Una de las grandes ironías de nuestros días, sobre el manejo de las aguas, radica en que cuando por fin, alguien intenta luchar contra su desinterés y negligencia como fue el caso del Plan de Desarrollo gestionado por el director de Planeación, Jorge Iván González, en el Congreso de la República y aprobado por este, todo parece indicar que el loable empeño se congeló ante el frío desinterés por el tema. El Plan buscó crear un ordenamiento territorial alrededor del agua y luchar contra la contaminación de los ríos. Pero como ha sucedido con muchos otros preciosos documentos, parece estar durmiendo la siesta de los justos en los anaqueles de las bibliotecas de las entidades oficiales.

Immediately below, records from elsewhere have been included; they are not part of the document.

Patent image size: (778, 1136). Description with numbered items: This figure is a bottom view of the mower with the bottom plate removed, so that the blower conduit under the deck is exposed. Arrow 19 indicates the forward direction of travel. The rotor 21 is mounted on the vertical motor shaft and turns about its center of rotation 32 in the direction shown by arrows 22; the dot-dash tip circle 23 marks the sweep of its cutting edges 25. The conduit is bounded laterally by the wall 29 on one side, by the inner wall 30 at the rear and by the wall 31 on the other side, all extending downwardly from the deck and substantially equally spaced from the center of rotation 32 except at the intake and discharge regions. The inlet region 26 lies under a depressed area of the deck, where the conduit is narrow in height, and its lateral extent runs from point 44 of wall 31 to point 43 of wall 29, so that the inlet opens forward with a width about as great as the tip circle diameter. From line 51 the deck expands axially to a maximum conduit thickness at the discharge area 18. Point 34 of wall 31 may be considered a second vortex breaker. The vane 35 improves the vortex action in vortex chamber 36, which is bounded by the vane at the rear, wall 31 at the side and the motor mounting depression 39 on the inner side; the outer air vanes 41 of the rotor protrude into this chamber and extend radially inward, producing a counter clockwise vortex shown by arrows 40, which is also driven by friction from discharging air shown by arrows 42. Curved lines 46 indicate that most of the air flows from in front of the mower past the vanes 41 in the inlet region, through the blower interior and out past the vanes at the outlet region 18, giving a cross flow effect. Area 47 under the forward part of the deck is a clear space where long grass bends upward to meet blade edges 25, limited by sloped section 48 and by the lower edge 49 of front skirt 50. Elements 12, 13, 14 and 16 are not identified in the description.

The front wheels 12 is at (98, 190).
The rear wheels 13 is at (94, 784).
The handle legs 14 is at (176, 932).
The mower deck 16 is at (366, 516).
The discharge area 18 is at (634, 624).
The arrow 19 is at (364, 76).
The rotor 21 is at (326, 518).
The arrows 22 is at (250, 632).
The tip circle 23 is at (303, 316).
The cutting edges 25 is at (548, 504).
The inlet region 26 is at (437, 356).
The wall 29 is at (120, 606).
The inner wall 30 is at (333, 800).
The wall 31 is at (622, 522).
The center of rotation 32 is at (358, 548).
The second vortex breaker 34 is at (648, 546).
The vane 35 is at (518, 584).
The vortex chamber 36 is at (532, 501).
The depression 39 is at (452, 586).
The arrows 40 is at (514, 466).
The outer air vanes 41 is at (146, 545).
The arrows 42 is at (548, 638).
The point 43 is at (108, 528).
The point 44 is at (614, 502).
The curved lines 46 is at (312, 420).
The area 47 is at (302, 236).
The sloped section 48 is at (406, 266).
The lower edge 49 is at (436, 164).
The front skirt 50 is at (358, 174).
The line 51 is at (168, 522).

Lamentablemente, como nos lo demuestra nuestra experiencia frente a la retórica de los gobiernos de turno: “Del dicho al hecho hay mucho trecho.”

Por ello, tengo la impresión de que Colombia parece condenada al destino de los billetes de lotería, ya que sus gobiernos no hacen otra cosa que vender ilusiones, pero la esperanza, al igual que estos billetes, solo dura un minuto, porque a la hora de la verdad, no se logra coger, ni siquiera, la última cifra.